Grilled Roast Beef and Melted Pepper Jack Cheese Sandwich

“I modeled this sandwich after one I enjoyed at a little hole-in-the-wall coffee shop in Cardiff by the Sea, in Southern California. It was wonderful and so is this!”

Ingredients Nutrition

  • 4 slices thick sourdough bread
  • 13 lb thinly sliced roast beef (I use rare beef purchased at the deli.)
  • 4 slices monterey jack with jalapeno pepper cheese, generous slices
  • 1 teaspoon canned diced green chilis
  • mayonnaise
  • melted butter
  • salt


  1. Lay sliced bread on bread board.
  2. Paint tops of bread slices generously with melted butter.
  3. Flip bread slices over.
  4. Spread mayonnaise generously on each slice of bread.
  5. Assemble two sliced bread pieces with roast beef, cheese and 1/2 teaspoon diced green chilies.
  6. Sprinkle with salt.
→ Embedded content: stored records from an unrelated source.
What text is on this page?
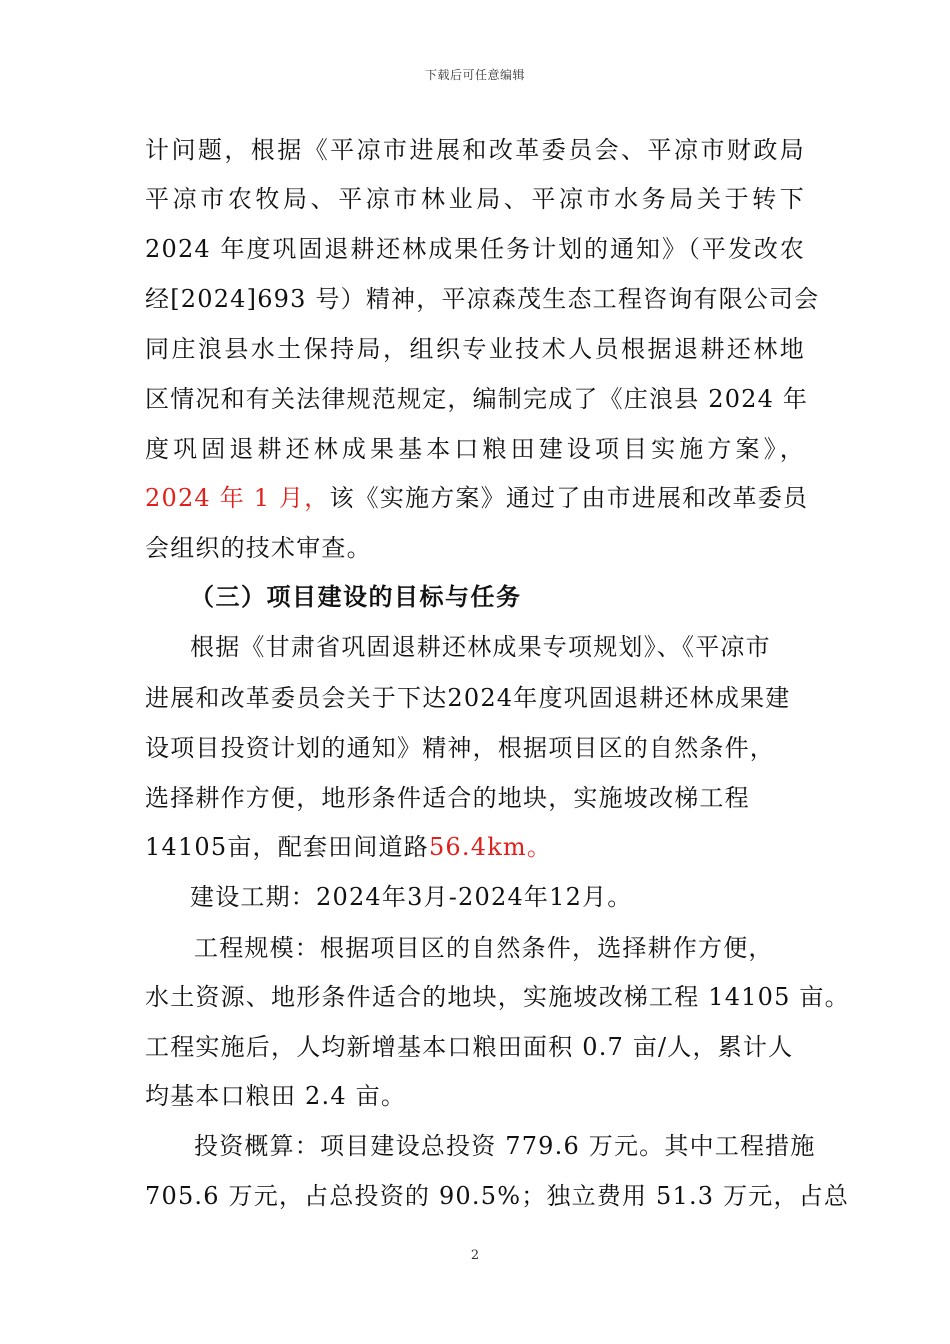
下载后可任意编辑
计问题，根据《平凉市进展和改革委员会、平凉市财政局
平凉市农牧局、平凉市林业局、平凉市水务局关于转下
2024 年度巩固退耕还林成果任务计划的通知》（平发改农
经[2024]693 号）精神，平凉森茂生态工程咨询有限公司会
同庄浪县水土保持局，组织专业技术人员根据退耕还林地
区情况和有关法律规范规定，编制完成了《庄浪县 2024 年
度巩固退耕还林成果基本口粮田建设项目实施方案》，
2024 年 1 月，该《实施方案》通过了由市进展和改革委员
会组织的技术审查。
（三）项目建设的目标与任务
根据《甘肃省巩固退耕还林成果专项规划》、《平凉市
进展和改革委员会关于下达2024年度巩固退耕还林成果建
设项目投资计划的通知》精神，根据项目区的自然条件，
选择耕作方便，地形条件适合的地块，实施坡改梯工程
14105亩，配套田间道路56.4km。
建设工期：2024年3月-2024年12月。
工程规模：根据项目区的自然条件，选择耕作方便，
水土资源、地形条件适合的地块，实施坡改梯工程 14105 亩。
工程实施后，人均新增基本口粮田面积 0.7 亩/人，累计人
均基本口粮田 2.4 亩。
投资概算：项目建设总投资 779.6 万元。其中工程措施
705.6 万元，占总投资的 90.5%；独立费用 51.3 万元，占总
2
Top sandwiches with other two slices of bread, mayo side down, butter side up.
  7. Grill sandwiches on medium high heat griddle, with lots of butter on the grill beneath, until bottoms of sandwiches are golden brown and cheese begins melting.
  8. Carefully flip sandwiches over using two utensils and grill again until bottom bread is also golden brown and cheese is melted.
  9. Remove two sandwiches from griddle, slice each in half and arrange on two plates. Garnish plates.
  10. Serve with dill pickles, yellow mustard, prepared horseradish and lots of napkins.
  11. French fries, onion rings and cole slaw make wonderful additions to this meal.